02:41:00.000He had a lot of things to say about life.
02:41:03.000The martial arts was one thing that's like what made him cool, made him such a badass, but it's his philosophy, the words behind all that, and how it can reflect on everyone.
02:41:31.000He's the, like, every, doesn't matter if you're black, white, brown, purple, yellow, whatever you are, you like, you have to honor, like, one of the greats.
02:42:42.000At least for me, I got the mirror room from End of the Dragon, but the mirror room scene is way more mirrors, like kind of in different degrees.
02:42:53.000Yeah, it was End of the Dragon, right?
02:42:58.000And for the time, those movies, you know, people don't like them or do like them.
02:43:02.000What's interesting about Bruce is the style of fighting in those movies, like jumping, flying kicks and all that stuff, that's not what he advocated at all.
02:43:09.000He did that purely for the cinematic value of it.
02:43:12.000He wanted to make it exciting and flashy.
02:43:26.000But what he did do was there was like two big bursts in martial arts and Bruce Lee was responsible in my opinion for the first.
02:43:35.000He was responsible for getting people excited about training martial arts and seeing this guy that could kick everybody's ass and like this guy was like he was quiet and humble but you know when it came time to throw down and take his shirt off and fuck everybody up.

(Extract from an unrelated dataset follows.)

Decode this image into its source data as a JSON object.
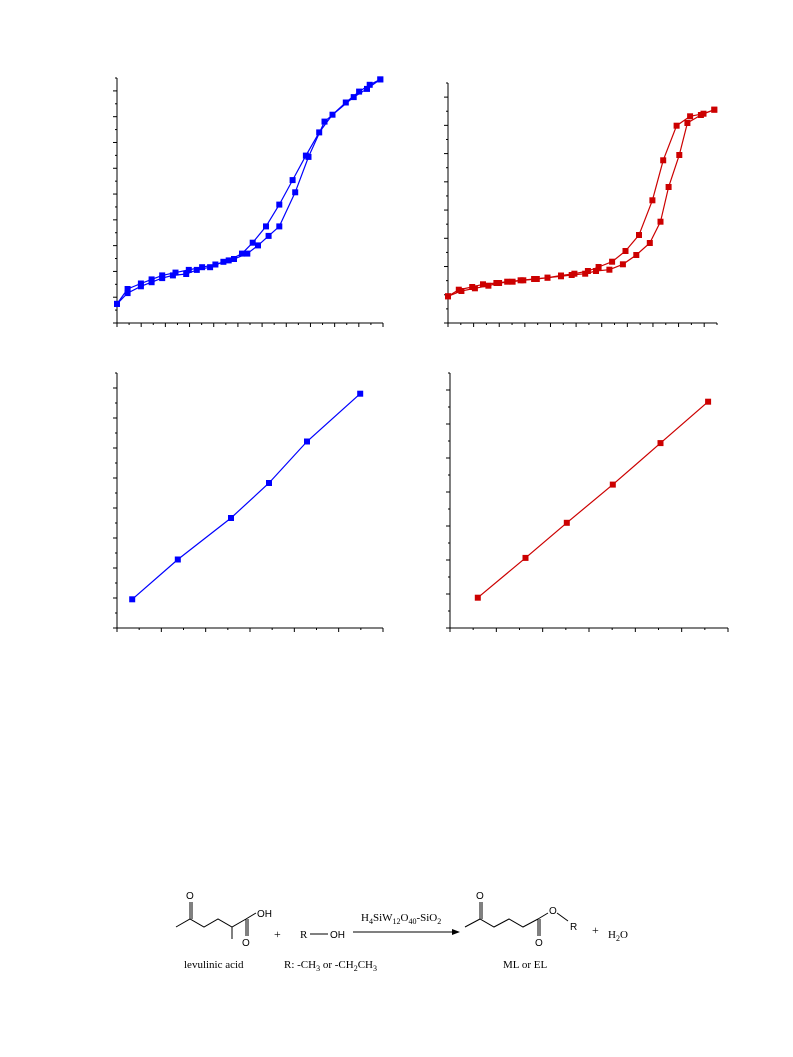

02:43:51.000And then the next stage was the UFC. Those were like, in my lifetime, the two big, and really culturally, the two big leaps in martial arts was people getting into Bruce Lee because of getting into martial arts because of Bruce Lee movies.
02:44:04.000And then, of course, Chuck Norris movies.
02:44:06.000And then the next one was getting into martial arts because of the UFC. Right.
02:44:11.000So it was a bummer that they made him look like a dope.
02:45:22.000The real Bruce Lee is what's interesting and exciting to me.
02:45:26.000I mean, that's where, like, my record label, Dimock, it's, you know, you know what Dimock is.
02:45:31.000I mean, it's not necessarily tied to Bruce Lee, but it's my way of, like, you know, instead of calling it Bruce Lee Records, or I love Bruce Lee Records, I was like, well, this is this mysterious death touch.
02:45:46.000And, you know, there's, like I said, this mystery around that that's connected sort of to Bruce Lee.
02:45:52.000There's, yeah, it would be really interesting if there really was a dim mock, like a mysterious death touch, if it was real.
02:45:59.000But a lot of fucking people believe in it.
02:46:02.000Have you ever seen those videos on Instagram?
02:46:04.000When that old man goes tof, tof, tof, tof, tof.